Pourtant, personne ne peut dire qu'il ne savait pas.
Les études existaient. Les statistiques existaient. Les experts alertaient déjà sur la multiplication des épisodes de chaleur extrême, la pression sur les infrastructures, les risques pour la santé et les conséquences économiques.
Mais comme souvent, nous avons préféré réagir plutôt qu'anticiper.
Et le problème dépasse largement la canicule.
Depuis plus de vingt ans, les gouvernements successifs accumulent les retards sur les sujets essentiels : éducation, santé, énergie, infrastructures et adaptation climatique.
Nous sommes enfermés dans une culture de la gestion de crise.
On attend que les hôpitaux saturent pour parler de santé.
On attend que le niveau scolaire baisse pour parler d'éducation.
On attend les records de chaleur pour parler d'adaptation.
Nous savons. Nous avons les données. Nous avons les rapports.
Mais nous n'agissons pas.
La prévention est devenue le parent pauvre de l'action publique.
Chaque année, de nouvelles études sont commandées, de nouveaux diagnostics sont produits, de nouveaux plans sont présentés. Pourtant, les décisions structurantes sont constamment repoussées.
Le plus inquiétant est peut-être ailleurs.
Nous sommes devenus une société qui s'habitue à commenter les problèmes plutôt qu'à les résoudre.
Un jour, il fait trop chaud.
Le lendemain, il fait trop froid.
Les difficultés changent, mais le résultat reste le même : l'action est reportée.
Pendant ce temps, d'autres pays confrontés à des contraintes climatiques plus fortes investissent, innovent, s'adaptent et continuent d'avancer.
Et si le véritable sujet était finalement l'humain ?
Car derrière chaque grande transformation se cachent la confiance, la responsabilité et la capacité à agir.
Depuis plusieurs années, à travers mes accompagnements, je constate qu'une personne qui développe son estime d'elle-même cesse progressivement de subir les événements et retrouve sa capacité à construire, décider et entreprendre.
Ce qui est vrai pour un individu l'est aussi pour une société.

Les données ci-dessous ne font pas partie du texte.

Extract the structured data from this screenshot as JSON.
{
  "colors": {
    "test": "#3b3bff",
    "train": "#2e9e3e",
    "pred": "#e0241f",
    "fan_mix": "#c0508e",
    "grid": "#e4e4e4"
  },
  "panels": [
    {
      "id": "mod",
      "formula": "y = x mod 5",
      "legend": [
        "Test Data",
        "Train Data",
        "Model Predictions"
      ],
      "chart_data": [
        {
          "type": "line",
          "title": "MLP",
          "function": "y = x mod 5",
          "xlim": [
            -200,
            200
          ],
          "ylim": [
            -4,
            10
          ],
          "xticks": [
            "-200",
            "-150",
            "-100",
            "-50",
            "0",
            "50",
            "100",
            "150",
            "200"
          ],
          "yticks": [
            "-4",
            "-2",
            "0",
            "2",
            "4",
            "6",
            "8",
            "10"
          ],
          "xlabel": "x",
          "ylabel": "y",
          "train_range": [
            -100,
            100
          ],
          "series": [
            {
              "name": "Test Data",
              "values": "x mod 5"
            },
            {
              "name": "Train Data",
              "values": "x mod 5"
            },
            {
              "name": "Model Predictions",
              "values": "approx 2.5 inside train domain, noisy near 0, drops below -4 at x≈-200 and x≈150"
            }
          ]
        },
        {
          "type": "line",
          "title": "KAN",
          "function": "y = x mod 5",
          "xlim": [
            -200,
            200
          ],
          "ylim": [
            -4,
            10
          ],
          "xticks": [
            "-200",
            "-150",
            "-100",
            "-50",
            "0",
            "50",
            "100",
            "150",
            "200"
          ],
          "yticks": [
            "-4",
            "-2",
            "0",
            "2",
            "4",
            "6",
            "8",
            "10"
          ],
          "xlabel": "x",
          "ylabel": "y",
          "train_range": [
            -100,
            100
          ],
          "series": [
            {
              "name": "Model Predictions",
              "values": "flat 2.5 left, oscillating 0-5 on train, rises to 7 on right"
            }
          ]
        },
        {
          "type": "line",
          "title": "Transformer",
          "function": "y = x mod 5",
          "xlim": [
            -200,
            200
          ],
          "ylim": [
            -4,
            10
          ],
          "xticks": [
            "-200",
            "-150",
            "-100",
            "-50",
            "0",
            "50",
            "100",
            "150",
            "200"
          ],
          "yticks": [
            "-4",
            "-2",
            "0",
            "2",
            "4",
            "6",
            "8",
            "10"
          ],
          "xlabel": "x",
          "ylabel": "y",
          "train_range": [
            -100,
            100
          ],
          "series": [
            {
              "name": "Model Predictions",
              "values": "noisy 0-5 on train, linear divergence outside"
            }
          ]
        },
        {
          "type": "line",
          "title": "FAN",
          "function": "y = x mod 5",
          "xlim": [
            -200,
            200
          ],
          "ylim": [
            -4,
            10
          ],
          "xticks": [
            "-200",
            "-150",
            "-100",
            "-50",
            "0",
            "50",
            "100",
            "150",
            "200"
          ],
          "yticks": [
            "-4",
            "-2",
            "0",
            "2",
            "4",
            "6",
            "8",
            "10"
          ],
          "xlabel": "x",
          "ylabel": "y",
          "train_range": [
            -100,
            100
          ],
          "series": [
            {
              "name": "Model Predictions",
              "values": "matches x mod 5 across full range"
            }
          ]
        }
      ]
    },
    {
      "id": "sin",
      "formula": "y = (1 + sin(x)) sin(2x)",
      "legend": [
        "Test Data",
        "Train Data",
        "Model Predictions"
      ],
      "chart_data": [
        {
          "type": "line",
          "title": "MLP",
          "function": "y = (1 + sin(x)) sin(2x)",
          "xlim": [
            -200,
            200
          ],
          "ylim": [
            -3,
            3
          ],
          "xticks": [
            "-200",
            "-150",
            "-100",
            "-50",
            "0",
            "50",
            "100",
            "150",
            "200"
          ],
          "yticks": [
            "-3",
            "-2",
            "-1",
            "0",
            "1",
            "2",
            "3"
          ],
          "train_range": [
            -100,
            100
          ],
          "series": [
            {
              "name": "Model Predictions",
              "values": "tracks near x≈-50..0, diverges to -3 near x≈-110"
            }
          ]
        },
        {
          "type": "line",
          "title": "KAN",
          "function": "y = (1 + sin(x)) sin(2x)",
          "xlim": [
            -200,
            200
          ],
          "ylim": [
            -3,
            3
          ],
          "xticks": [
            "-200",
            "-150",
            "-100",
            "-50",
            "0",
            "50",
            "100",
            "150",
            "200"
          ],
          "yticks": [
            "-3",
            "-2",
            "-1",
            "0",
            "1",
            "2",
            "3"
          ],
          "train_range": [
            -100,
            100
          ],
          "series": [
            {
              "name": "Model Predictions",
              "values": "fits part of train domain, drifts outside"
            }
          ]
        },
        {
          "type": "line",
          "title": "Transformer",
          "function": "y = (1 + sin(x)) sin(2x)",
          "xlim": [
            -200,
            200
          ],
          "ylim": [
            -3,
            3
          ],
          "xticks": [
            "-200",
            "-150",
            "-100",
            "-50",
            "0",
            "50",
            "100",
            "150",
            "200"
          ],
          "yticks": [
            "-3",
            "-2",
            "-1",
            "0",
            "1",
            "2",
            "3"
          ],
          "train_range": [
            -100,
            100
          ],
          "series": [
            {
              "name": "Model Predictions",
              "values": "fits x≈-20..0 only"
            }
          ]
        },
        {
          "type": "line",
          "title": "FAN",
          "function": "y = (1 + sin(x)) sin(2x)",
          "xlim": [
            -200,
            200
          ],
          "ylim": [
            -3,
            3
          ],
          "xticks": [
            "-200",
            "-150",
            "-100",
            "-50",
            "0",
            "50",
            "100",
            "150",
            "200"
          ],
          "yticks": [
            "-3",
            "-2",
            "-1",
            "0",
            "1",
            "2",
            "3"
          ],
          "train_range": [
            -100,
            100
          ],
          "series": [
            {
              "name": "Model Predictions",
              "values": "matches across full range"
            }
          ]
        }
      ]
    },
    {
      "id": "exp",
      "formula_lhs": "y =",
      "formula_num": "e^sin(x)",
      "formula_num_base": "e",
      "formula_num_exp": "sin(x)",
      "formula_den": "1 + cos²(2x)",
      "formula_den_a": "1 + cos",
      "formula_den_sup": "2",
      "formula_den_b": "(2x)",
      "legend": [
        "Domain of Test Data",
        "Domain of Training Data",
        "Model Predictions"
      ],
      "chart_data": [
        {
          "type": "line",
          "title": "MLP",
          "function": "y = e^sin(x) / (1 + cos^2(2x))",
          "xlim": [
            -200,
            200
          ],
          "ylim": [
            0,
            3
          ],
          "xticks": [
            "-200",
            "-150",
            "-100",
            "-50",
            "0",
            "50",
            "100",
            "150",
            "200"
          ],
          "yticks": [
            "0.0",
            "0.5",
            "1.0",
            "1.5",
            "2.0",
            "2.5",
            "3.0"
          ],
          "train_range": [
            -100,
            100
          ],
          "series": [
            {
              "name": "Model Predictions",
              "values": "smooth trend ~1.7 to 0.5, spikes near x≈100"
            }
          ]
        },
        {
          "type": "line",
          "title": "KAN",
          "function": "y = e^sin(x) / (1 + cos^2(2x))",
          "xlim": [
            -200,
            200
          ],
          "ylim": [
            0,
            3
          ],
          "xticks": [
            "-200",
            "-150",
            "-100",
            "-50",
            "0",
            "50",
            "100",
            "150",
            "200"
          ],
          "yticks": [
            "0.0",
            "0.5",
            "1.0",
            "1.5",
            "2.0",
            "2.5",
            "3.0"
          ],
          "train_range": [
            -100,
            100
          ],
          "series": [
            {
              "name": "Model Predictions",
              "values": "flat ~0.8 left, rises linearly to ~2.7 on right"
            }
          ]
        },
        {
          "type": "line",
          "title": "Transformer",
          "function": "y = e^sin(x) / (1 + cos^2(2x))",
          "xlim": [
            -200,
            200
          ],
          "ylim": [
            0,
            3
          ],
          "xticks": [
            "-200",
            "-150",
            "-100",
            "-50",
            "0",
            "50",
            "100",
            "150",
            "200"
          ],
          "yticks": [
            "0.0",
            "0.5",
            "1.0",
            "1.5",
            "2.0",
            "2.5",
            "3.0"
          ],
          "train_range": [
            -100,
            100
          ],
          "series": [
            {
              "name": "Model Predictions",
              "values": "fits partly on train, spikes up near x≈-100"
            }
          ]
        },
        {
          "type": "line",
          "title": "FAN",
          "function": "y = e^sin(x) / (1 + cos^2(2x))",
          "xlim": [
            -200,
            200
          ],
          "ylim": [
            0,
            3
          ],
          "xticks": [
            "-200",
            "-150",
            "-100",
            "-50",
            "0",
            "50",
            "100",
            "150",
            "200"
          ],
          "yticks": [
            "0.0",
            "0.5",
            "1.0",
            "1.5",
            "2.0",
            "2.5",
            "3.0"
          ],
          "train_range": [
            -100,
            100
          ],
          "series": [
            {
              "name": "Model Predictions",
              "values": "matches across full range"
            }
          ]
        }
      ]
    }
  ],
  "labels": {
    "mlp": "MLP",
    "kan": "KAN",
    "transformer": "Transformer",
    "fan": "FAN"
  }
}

C'est pourquoi la confiance en soi, l'estime de soi, l'esprit d'initiative et l'autonomie devraient être des priorités éducatives dès le collège et le lycée.
Car un pays qui n'apprend pas à ses jeunes à croire en eux aura toujours du mal à croire en son avenir.
La France n'a pas besoin de plus de communication.
Elle a besoin d'une vision à long terme.
La canicule n'est pas le problème.
Elle n'est qu'un révélateur.
Le véritable problème est notre incapacité collective à anticiper, investir et agir sur le long terme.
Et tant que nous préférerons gérer les conséquences plutôt que prévenir les causes, rien ne changera.